Friday, July 3, 2009

June 30 - Part 2

In between driving all over the Wiltshire countryside we stopped off at Avebury - the village inside a stone circle - or henge to give it the correct name.

In the background, right from when we saw the first horse at Westbury, all we could hear in the morning was small arms fire, rifle fire and the occasional F1-11 flying over because Salisbury Plain, at the southern side of where we were, is all Ministry of Defence land and they were having exercises or training and generally making a lot of noise. Right until we got to the last horse, near Devizes, in the afternoon they had changed to artillery fire, and on one of the roads there were roadsigns for tank crossings!

Avebury is a lovely little village, and we managed to walk around the entire stone circle, and photographed pretty nearly every stone! My sister, like myself, is an imaginative soul and we were seeing all sorts of different things in the stones, but our two favourite are the beagle and the cat.


There are dozens of other stones, one of which reminded me of a character out of Star Wars and another that looked like an alien in a Dr Who episode.

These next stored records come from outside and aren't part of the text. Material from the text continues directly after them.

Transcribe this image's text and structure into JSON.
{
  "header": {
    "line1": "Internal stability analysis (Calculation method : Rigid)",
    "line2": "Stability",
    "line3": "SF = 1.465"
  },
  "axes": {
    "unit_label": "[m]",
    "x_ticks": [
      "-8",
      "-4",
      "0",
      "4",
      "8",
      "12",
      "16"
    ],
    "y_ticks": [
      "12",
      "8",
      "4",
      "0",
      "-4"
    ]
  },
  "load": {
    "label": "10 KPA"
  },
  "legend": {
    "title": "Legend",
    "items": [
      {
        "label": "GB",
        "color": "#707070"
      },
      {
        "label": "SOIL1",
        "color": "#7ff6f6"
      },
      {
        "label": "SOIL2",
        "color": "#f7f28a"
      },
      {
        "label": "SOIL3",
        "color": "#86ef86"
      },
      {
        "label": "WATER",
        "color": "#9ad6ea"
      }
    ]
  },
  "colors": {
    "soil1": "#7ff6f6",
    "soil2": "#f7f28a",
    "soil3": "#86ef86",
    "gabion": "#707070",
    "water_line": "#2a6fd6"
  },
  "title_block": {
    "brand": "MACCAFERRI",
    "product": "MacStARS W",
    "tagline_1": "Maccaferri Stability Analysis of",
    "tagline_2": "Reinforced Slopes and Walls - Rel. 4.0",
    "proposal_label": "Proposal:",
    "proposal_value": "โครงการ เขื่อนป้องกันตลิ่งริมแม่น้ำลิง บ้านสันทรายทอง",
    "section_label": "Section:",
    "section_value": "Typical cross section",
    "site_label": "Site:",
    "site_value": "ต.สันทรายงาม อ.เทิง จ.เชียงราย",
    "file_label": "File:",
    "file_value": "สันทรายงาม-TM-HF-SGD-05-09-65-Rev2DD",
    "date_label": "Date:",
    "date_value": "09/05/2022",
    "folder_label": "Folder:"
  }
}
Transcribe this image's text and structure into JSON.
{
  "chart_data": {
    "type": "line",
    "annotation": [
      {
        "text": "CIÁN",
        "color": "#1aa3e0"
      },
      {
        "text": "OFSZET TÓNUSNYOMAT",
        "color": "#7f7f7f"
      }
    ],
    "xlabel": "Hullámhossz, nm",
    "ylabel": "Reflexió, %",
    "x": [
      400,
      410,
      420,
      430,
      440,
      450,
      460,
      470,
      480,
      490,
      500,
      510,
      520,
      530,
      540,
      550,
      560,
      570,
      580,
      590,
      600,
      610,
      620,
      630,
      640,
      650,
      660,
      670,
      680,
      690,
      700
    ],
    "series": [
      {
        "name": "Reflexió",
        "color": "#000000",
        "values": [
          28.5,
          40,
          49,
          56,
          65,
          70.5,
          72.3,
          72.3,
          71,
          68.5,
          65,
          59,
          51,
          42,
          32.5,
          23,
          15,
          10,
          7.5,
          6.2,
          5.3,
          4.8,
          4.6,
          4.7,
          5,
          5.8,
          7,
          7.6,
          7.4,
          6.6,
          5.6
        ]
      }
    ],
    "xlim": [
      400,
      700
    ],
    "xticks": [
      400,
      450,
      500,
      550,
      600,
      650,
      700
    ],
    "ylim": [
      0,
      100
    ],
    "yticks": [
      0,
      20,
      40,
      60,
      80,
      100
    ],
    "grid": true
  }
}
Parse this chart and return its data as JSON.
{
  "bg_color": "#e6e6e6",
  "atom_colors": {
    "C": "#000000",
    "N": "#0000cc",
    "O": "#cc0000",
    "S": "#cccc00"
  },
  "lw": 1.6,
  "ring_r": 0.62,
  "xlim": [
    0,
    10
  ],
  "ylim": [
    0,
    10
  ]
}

Like I said, wild imagation!

We actually passed through Avebury a few times - first was immediately after seeing Silbury Hill, which unfortunately they don't allow public access to any more because of erosion, and we missed the sign for the carpark, then again later in the afternoon when we were headed up to the Broadtown and Hackpen white horses and then back through a third time to get to the Roundway horse.

It was on the way between the Westbury horse and Cherhill that we saw our first crop circle - quite by sheer happenstance. I was busily looking out the right side of the car, my sister who was driving caught something out the corner of her eye so we screamed to a halt (literally) in the next layby and walked back and there was a crop circle in a wheat field not 50 yards away from us. If there had been a high point nearby we would have gone there to look down on it but sadly there wasn't. In the photo you can see faint markings where the edge of the circle is.

However, we did see a small plane flying around all afternoon in most of the places we visited, possibly taking photos of the crop circles - of which we caught glimpses of many! We did kick ourselves that we could have seen the one at Alston Barnes if we'd walked across the road from where we'd parked to look at some prehistoric earthworks and up the hill and we would be looking down on it. Still, I'm satisfied that I've seen crop circles now - I can cross that off my bucket list!